ChatGPT is also, for now, a money pit. There are no ads, and the average conversation costs the company “single-digit cents” in processing power, according to a post on Twitter by Sam Altman, OpenAI’s chief executive, likely amounting to millions of dollars a week. To offset the costs, the company announced this week that it would begin selling a $20 monthly subscription, known as ChatGPT Plus.
Despite its limitations, ChatGPT’s success has vaulted OpenAI into the ranks of Silicon Valley power players. The company recently reached a $10 billion deal with Microsoft, which plans to incorporate the start-up’s technology into its Bing search engine and other products. Google declared a “code red” in response to ChatGPT, fast-tracking many of its own A.I. products in an attempt to catch up.
Mr. Altman has said his goal at OpenAI is to create what is known as “artificial general intelligence,” or A.G.I., an artificial intelligence that matches human intellect. He has been an outspoken champion of A.I., saying in a recent interview that its benefits for humankind could be “so unbelievably good that it’s hard for me to even imagine.” (He has also said that in a worst-case scenario, A.I. could kill us all.)
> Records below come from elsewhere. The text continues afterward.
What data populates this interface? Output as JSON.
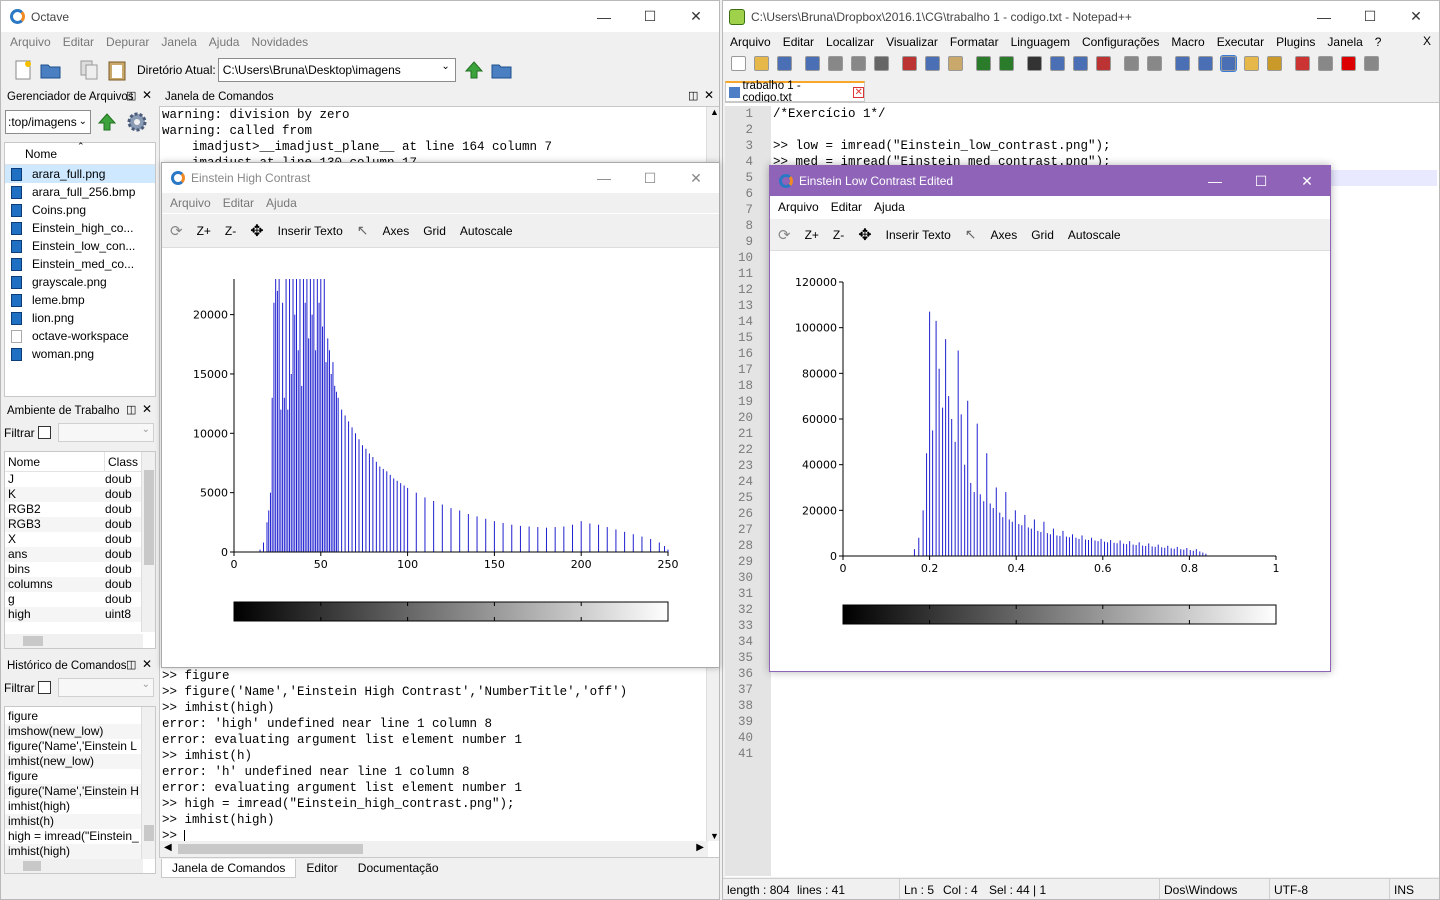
{
  "octave": {
    "title": "Octave",
    "menu": [
      "Arquivo",
      "Editar",
      "Depurar",
      "Janela",
      "Ajuda",
      "Novidades"
    ],
    "dir_label": "Diretório Atual:",
    "dir_value": "C:\\Users\\Bruna\\Desktop\\imagens",
    "file_manager": {
      "title": "Gerenciador de Arquivos",
      "path": ":top/imagens",
      "col_name": "Nome",
      "files": [
        "arara_full.png",
        "arara_full_256.bmp",
        "Coins.png",
        "Einstein_high_co...",
        "Einstein_low_con...",
        "Einstein_med_co...",
        "grayscale.png",
        "leme.bmp",
        "lion.png",
        "octave-workspace",
        "woman.png"
      ]
    },
    "workspace": {
      "title": "Ambiente de Trabalho",
      "filter_label": "Filtrar",
      "col_name": "Nome",
      "col_class": "Class",
      "rows": [
        {
          "name": "J",
          "cls": "doub"
        },
        {
          "name": "K",
          "cls": "doub"
        },
        {
          "name": "RGB2",
          "cls": "doub"
        },
        {
          "name": "RGB3",
          "cls": "doub"
        },
        {
          "name": "X",
          "cls": "doub"
        },
        {
          "name": "ans",
          "cls": "doub"
        },
        {
          "name": "bins",
          "cls": "doub"
        },
        {
          "name": "columns",
          "cls": "doub"
        },
        {
          "name": "g",
          "cls": "doub"
        },
        {
          "name": "high",
          "cls": "uint8"
        }
      ]
    },
    "history": {
      "title": "Histórico de Comandos",
      "filter_label": "Filtrar",
      "items": [
        "figure",
        "imshow(new_low)",
        "figure('Name','Einstein L",
        "imhist(new_low)",
        "figure",
        "figure('Name','Einstein H",
        "imhist(high)",
        "imhist(h)",
        "high = imread(\"Einstein_",
        "imhist(high)"
      ]
    },
    "command_window": {
      "title": "Janela de Comandos",
      "top_lines": [
        "warning: division by zero",
        "warning: called from",
        "    imadjust>__imadjust_plane__ at line 164 column 7",
        "    imadjust at line 130 column 17"
      ],
      "bottom_lines": [
        ">> figure",
        ">> figure('Name','Einstein High Contrast','NumberTitle','off')",
        ">> imhist(high)",
        "error: 'high' undefined near line 1 column 8",
        "error: evaluating argument list element number 1",
        ">> imhist(h)",
        "error: 'h' undefined near line 1 column 8",
        "error: evaluating argument list element number 1",
        ">> high = imread(\"Einstein_high_contrast.png\");",
        ">> imhist(high)",
        ">> "
      ],
      "tabs": [
        "Janela de Comandos",
        "Editor",
        "Documentação"
      ]
    }
  },
  "fig_high": {
    "title": "Einstein High Contrast",
    "menu": [
      "Arquivo",
      "Editar",
      "Ajuda"
    ],
    "tools": [
      "Z+",
      "Z-",
      "Inserir Texto",
      "Axes",
      "Grid",
      "Autoscale"
    ]
  },
  "fig_low": {
    "title": "Einstein Low Contrast Edited",
    "menu": [
      "Arquivo",
      "Editar",
      "Ajuda"
    ],
    "tools": [
      "Z+",
      "Z-",
      "Inserir Texto",
      "Axes",
      "Grid",
      "Autoscale"
    ]
  },
  "notepad": {
    "title": "C:\\Users\\Bruna\\Dropbox\\2016.1\\CG\\trabalho 1 - codigo.txt - Notepad++",
    "menu": [
      "Arquivo",
      "Editar",
      "Localizar",
      "Visualizar",
      "Formatar",
      "Linguagem",
      "Configurações",
      "Macro",
      "Executar",
      "Plugins",
      "Janela",
      "?"
    ],
    "close_x": "X",
    "tab": "trabalho 1 - codigo.txt",
    "code_lines": [
      "/*Exercício 1*/",
      "",
      ">> low = imread(\"Einstein_low_contrast.png\");",
      ">> med = imread(\"Einstein_med_contrast.png\");"
    ],
    "line_count": 41,
    "status": {
      "length": "length : 804",
      "lines": "lines : 41",
      "ln": "Ln : 5",
      "col": "Col : 4",
      "sel": "Sel : 44 | 1",
      "eol": "Dos\\Windows",
      "enc": "UTF-8",
      "mode": "INS"
    }
  },
  "chart_data": [
    {
      "type": "bar",
      "title": "",
      "xlim": [
        0,
        250
      ],
      "ylim": [
        0,
        23000
      ],
      "xticks": [
        0,
        50,
        100,
        150,
        200,
        250
      ],
      "yticks": [
        0,
        5000,
        10000,
        15000,
        20000
      ],
      "colorbar": "grayscale 0-255",
      "color": "#1f1fd0",
      "x": [
        15,
        17,
        19,
        20,
        21,
        22,
        23,
        24,
        25,
        26,
        27,
        28,
        29,
        30,
        31,
        32,
        33,
        34,
        35,
        36,
        37,
        38,
        39,
        40,
        41,
        42,
        43,
        44,
        45,
        46,
        47,
        48,
        49,
        50,
        51,
        52,
        53,
        54,
        55,
        56,
        57,
        58,
        59,
        60,
        62,
        64,
        66,
        68,
        70,
        72,
        74,
        76,
        78,
        80,
        82,
        84,
        86,
        88,
        90,
        92,
        94,
        96,
        98,
        100,
        105,
        110,
        115,
        120,
        125,
        130,
        135,
        140,
        145,
        150,
        155,
        160,
        165,
        170,
        175,
        180,
        185,
        190,
        195,
        200,
        205,
        210,
        215,
        220,
        225,
        230,
        235,
        240,
        245,
        248,
        250
      ],
      "values": [
        200,
        800,
        2500,
        3500,
        5000,
        13000,
        21000,
        23000,
        22000,
        23000,
        12000,
        21000,
        13000,
        23000,
        12000,
        23000,
        15000,
        23000,
        20000,
        23000,
        17000,
        23000,
        14000,
        23000,
        21000,
        23000,
        18000,
        23000,
        20000,
        23000,
        17000,
        23000,
        21000,
        23000,
        19000,
        23000,
        16000,
        18000,
        17000,
        15000,
        16000,
        14000,
        13500,
        13000,
        12000,
        11500,
        11000,
        10500,
        10000,
        9500,
        9000,
        8700,
        8300,
        8000,
        7600,
        7200,
        7000,
        6800,
        6500,
        6200,
        6000,
        5800,
        5600,
        5400,
        5000,
        4600,
        4300,
        4000,
        3700,
        3500,
        3200,
        3000,
        2800,
        2600,
        2450,
        2300,
        2200,
        2150,
        2100,
        2050,
        2100,
        2150,
        2300,
        2600,
        2400,
        2300,
        2100,
        1900,
        1700,
        1500,
        1300,
        1100,
        800,
        500,
        200
      ]
    },
    {
      "type": "bar",
      "title": "",
      "xlim": [
        0,
        1
      ],
      "ylim": [
        0,
        120000
      ],
      "xticks": [
        0,
        0.2,
        0.4,
        0.6,
        0.8,
        1
      ],
      "yticks": [
        0,
        20000,
        40000,
        60000,
        80000,
        100000,
        120000
      ],
      "colorbar": "grayscale 0-1",
      "color": "#1f1fd0",
      "x": [
        0.165,
        0.175,
        0.185,
        0.193,
        0.2,
        0.207,
        0.215,
        0.222,
        0.23,
        0.237,
        0.244,
        0.251,
        0.259,
        0.266,
        0.273,
        0.281,
        0.288,
        0.295,
        0.303,
        0.31,
        0.317,
        0.325,
        0.332,
        0.34,
        0.347,
        0.354,
        0.362,
        0.369,
        0.376,
        0.384,
        0.391,
        0.398,
        0.406,
        0.413,
        0.42,
        0.428,
        0.435,
        0.442,
        0.45,
        0.457,
        0.464,
        0.472,
        0.479,
        0.486,
        0.494,
        0.501,
        0.508,
        0.516,
        0.523,
        0.53,
        0.538,
        0.545,
        0.552,
        0.56,
        0.567,
        0.574,
        0.582,
        0.589,
        0.596,
        0.604,
        0.611,
        0.618,
        0.626,
        0.633,
        0.64,
        0.648,
        0.655,
        0.662,
        0.67,
        0.677,
        0.684,
        0.692,
        0.699,
        0.706,
        0.714,
        0.721,
        0.728,
        0.736,
        0.743,
        0.75,
        0.758,
        0.765,
        0.772,
        0.78,
        0.787,
        0.794,
        0.802,
        0.809,
        0.816,
        0.824,
        0.831,
        0.838
      ],
      "values": [
        3000,
        8000,
        20000,
        45000,
        107000,
        55000,
        103000,
        82000,
        65000,
        95000,
        70000,
        60000,
        50000,
        90000,
        62000,
        40000,
        68000,
        32000,
        28000,
        58000,
        27000,
        24000,
        45000,
        23000,
        21000,
        30000,
        19000,
        17000,
        28000,
        16000,
        15000,
        20000,
        14000,
        13500,
        18000,
        12500,
        12000,
        16000,
        11000,
        10500,
        15000,
        10000,
        9500,
        12000,
        9000,
        8800,
        11000,
        8500,
        8200,
        9500,
        8000,
        7500,
        9000,
        7200,
        7000,
        8000,
        6800,
        6500,
        7500,
        6300,
        6000,
        7000,
        5800,
        5600,
        6800,
        5400,
        5200,
        6500,
        5000,
        4800,
        6000,
        4600,
        4400,
        5500,
        4200,
        4000,
        5000,
        3800,
        3600,
        4500,
        3400,
        3200,
        4000,
        3000,
        2800,
        3500,
        2600,
        2300,
        3000,
        2000,
        1500,
        1000
      ]
    }
  ]
}
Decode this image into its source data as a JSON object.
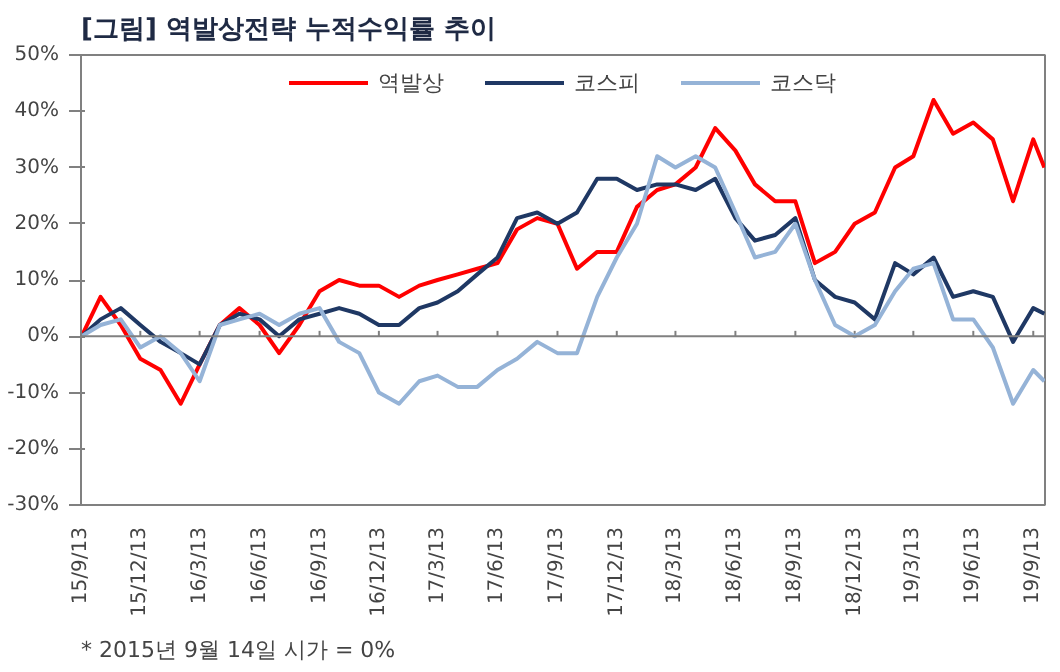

As ChatGPT has captured the world’s imagination, Mr. Altman has been put in the rare position of trying to downplay a hit product. He is worried that too much hype for ChatGPT could provoke a regulatory backlash or create inflated expectations for future releases, two people familiar with his views said. On Twitter, he has tried to tamp down excitement, calling ChatGPT “incredibly limited” and warning users that “it’s a mistake to be relying on it for anything important right now.”
He has also discouraged employees from boasting about ChatGPT’s success. In December, days after the company announced that more than a million people had signed up for the service, Greg Brockman, OpenAI’s president, tweeted that it had reached two million users. Mr. Altman asked him to delete the tweet, telling him that advertising such rapid growth was unwise, two people who saw the exchange said.
OpenAI is an unusual company, by Silicon Valley standards. Started in 2015 as a nonprofit research lab by a group of tech leaders including Mr. Altman, Peter Thiel, Reid Hoffman and Elon Musk, it created a for-profit subsidiary in 2019 and struck a $1 billion deal with Microsoft. It has since grown to around 375 employees, according to Mr. Altman — not counting the contractors it pays to train and test its A.I. models in regions like Eastern Europe and Latin America.